Most state-of-the-art approaches for weather and climate modeling are based on physics-informed numerical models of the atmosphere. These approaches aim to model the non-linear dynamics and complex interactions between multiple variables, which are challenging to approximate. Additionally, many such numerical models are computationally intensive, especially when modeling the atmospheric phenomenon at a fine-grained spatial and temporal resolution. Recent data-driven approaches based on machine learning instead aim to directly solve a downstream forecasting or projection task by learning a data-driven functional mapping using deep neural networks.
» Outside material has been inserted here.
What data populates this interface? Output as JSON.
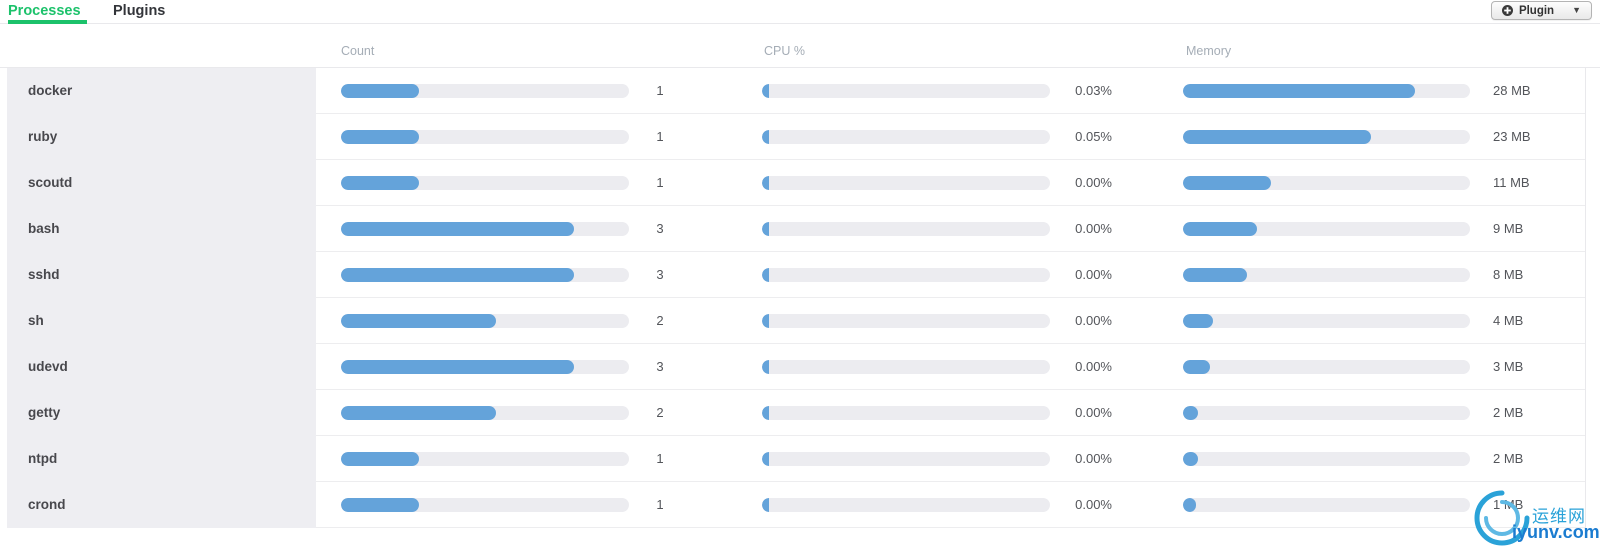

However, these networks are trained using curated and homogeneous climate datasets for specific spatiotemporal tasks, and thus lack the generality of numerical models.
We develop and demonstrate ClimaX, a flexible and generalizable deep learning model for weather and climate science that can be trained using heterogeneous datasets spanning different variables, spatio-temporal coverage, and physical groundings. ClimaX extends the Transformer architecture with novel encoding and aggregation blocks that allow effective use of available compute while maintaining general utility.
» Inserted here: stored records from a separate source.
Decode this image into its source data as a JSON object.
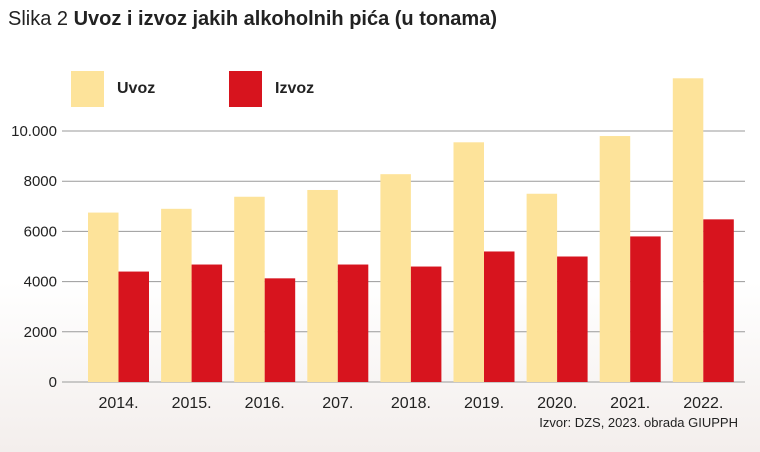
{
  "title": {
    "prefix": "Slika 2",
    "main": "Uvoz i izvoz jakih alkoholnih pića (u tonama)"
  },
  "source": "Izvor: DZS, 2023. obrada GIUPPH",
  "colors": {
    "uvoz": "#fde39a",
    "izvoz": "#d7141e",
    "grid": "#9a9a9a"
  },
  "chart_data": {
    "type": "bar",
    "title": "Uvoz i izvoz jakih alkoholnih pića (u tonama)",
    "categories": [
      "2014.",
      "2015.",
      "2016.",
      "207.",
      "2018.",
      "2019.",
      "2020.",
      "2021.",
      "2022."
    ],
    "series": [
      {
        "name": "Uvoz",
        "color": "#fde39a",
        "values": [
          6750,
          6900,
          7380,
          7650,
          8280,
          9550,
          7500,
          9800,
          12100
        ]
      },
      {
        "name": "Izvoz",
        "color": "#d7141e",
        "values": [
          4400,
          4680,
          4130,
          4680,
          4600,
          5200,
          5000,
          5800,
          6480
        ]
      }
    ],
    "yticks": [
      0,
      2000,
      4000,
      6000,
      8000,
      10000
    ],
    "ytick_labels": [
      "0",
      "2000",
      "4000",
      "6000",
      "8000",
      "10.000"
    ],
    "ylim": [
      0,
      12100
    ],
    "grid": true,
    "legend_position": "top-left"
  }
}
ClimaX is pre-trained with a self-supervised learning objective on climate datasets derived from CMIP6. The pre-trained ClimaX can then be fine-tuned to address a breadth of climate and weather tasks, including those that involve atmospheric variables and spatio-temporal scales unseen during pretraining.
Compared to existing data-driven baselines, we show that this generality in ClimaX results in superior performance on benchmarks for weather forecasting and climate projections, even when pretrained at lower resolutions and compute budgets.
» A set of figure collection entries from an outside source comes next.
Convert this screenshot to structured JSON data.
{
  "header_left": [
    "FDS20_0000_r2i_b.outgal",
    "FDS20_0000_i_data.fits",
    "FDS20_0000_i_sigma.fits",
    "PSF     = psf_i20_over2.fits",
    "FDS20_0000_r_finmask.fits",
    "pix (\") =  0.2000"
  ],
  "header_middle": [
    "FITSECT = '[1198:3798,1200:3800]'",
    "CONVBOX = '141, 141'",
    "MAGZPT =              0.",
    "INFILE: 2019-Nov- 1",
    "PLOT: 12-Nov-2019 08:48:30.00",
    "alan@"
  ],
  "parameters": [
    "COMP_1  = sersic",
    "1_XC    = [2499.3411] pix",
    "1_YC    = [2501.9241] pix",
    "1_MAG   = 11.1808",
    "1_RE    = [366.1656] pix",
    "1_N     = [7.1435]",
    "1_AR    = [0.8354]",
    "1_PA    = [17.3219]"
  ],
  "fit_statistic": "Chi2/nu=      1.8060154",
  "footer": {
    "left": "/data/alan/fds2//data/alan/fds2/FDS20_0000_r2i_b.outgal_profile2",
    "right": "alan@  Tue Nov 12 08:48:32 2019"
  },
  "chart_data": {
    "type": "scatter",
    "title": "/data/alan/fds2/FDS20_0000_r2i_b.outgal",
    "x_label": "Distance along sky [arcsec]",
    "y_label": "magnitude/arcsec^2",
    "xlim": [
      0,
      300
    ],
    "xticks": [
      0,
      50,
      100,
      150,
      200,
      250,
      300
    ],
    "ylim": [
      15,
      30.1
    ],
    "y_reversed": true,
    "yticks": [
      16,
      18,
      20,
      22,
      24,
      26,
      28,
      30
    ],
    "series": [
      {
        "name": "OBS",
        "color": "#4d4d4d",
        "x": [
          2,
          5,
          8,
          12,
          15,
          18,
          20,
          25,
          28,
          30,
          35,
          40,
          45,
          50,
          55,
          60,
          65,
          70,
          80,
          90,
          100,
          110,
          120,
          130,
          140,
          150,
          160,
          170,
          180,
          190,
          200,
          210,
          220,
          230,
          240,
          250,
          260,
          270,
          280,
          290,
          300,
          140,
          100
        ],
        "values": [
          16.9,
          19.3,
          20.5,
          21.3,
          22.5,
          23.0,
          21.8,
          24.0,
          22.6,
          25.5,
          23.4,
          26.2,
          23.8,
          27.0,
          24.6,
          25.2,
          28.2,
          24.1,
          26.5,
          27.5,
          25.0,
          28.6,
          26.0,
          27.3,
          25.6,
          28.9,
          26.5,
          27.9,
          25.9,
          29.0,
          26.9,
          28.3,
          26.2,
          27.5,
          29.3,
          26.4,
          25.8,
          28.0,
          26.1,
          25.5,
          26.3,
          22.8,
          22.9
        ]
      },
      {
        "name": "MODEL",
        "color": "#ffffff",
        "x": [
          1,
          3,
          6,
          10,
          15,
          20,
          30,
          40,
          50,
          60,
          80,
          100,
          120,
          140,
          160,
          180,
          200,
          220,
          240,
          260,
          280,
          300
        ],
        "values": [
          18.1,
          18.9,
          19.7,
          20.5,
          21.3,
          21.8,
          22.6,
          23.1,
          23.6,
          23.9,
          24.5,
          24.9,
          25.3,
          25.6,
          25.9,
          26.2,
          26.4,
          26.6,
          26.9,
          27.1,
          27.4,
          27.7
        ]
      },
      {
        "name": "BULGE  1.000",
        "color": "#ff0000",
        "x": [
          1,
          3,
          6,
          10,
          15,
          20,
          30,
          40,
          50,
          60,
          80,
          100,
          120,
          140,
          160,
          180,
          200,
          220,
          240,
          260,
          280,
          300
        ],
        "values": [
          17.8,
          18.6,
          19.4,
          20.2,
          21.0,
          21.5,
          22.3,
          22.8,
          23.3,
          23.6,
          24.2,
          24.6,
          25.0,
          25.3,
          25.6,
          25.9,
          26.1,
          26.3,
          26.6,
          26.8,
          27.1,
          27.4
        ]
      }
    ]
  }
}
Figure 11: Error on ERA5 3-day forecasting for different variables with respect to CMIP6 5.625° data seen during pre-training. Bigger models are more sample-efficient.
4.5. Scaling laws analysis: …Figure 11 presents the performance of ClimaX as a function of data size and model capacity. The x-axis is the pretraining data size measured in Gigabytes, which corresponds to 1–5 CMIP6 datasets, and the y-axis shows the RMSE of ClimaX on the 3-day forecasting task. We compare 4 ClimaX models with different capacities by varying the embedding dimension 128–1,024. All experiments are conducted on the 5.625° data. The error rate of the two biggest models decreases consistently as we increase the data and model size. This highlights the unique ability of ClimaX in learning from diverse and heterogeneous data sources, which allows us to further improve the performance by simply pretraining on more data. However, the two smaller models do not scale as well as the bigger ones, where increasing data size does not gain much improvement or can sometimes hurt performance. This result shows that larger models not only perform better but are also more sample-efficient.
Figure 12: Scaling performance with respect to data resolution. Despite a larger patch size, ClimaX (1.40625°) achieves consistently better performance than the low-resolution model on almost all tasks, except for T2m forecast at 1 day and 3 days lead times.
In addition to data size and model capacity, data resolution is another important scaling dimension in the context of weather and climate. In many vision tasks such as classification, understanding the general, high-level structure of the image is sufficient to make accurate predictions. To model the underlying complex physical processes that govern weather and climate, however, it is important for a model to look at fine-grained details of the input in order to understand the spatial and temporal structure of data as well as the interactions between different variables. High-resolution data contains finer details and local processes of weather conditions that are not present in the low-resolution data, and thus provides stronger signals for training deep learning models. Figure 12 compares the performance of ClimaX pretrained and finetuned on 5.625° and 1.40625° data on global forecasting. Except for T2m at 1 day and 3 days lead times, ClimaX (1.40625°) consistently achieves lower RMSE and higher ACC than the low-resolution model. We note that for the high-resolution data we have to use a larger patch size (4 compared to 2 for low-resolution data) due to lack of memory issue. We can further improve the performance of ClimaX on the 1.40625° data by reducing the patch size, as the model is able to capture better details.
…Future research could explore incorporating both observational and simulated datasets that include a wider range of climate variables, higher spatiotemporal resolutions, and even extend into future scenarios. Further, we showed that resolution plays a crucial role in scaling of ClimaX. Due to our compute restrictions, we trained ClimaX on low to moderate resolutions. Nevertheless, our empirical trends suggest that scaling to higher resolutions (0.25°) is likely to lead to even better results.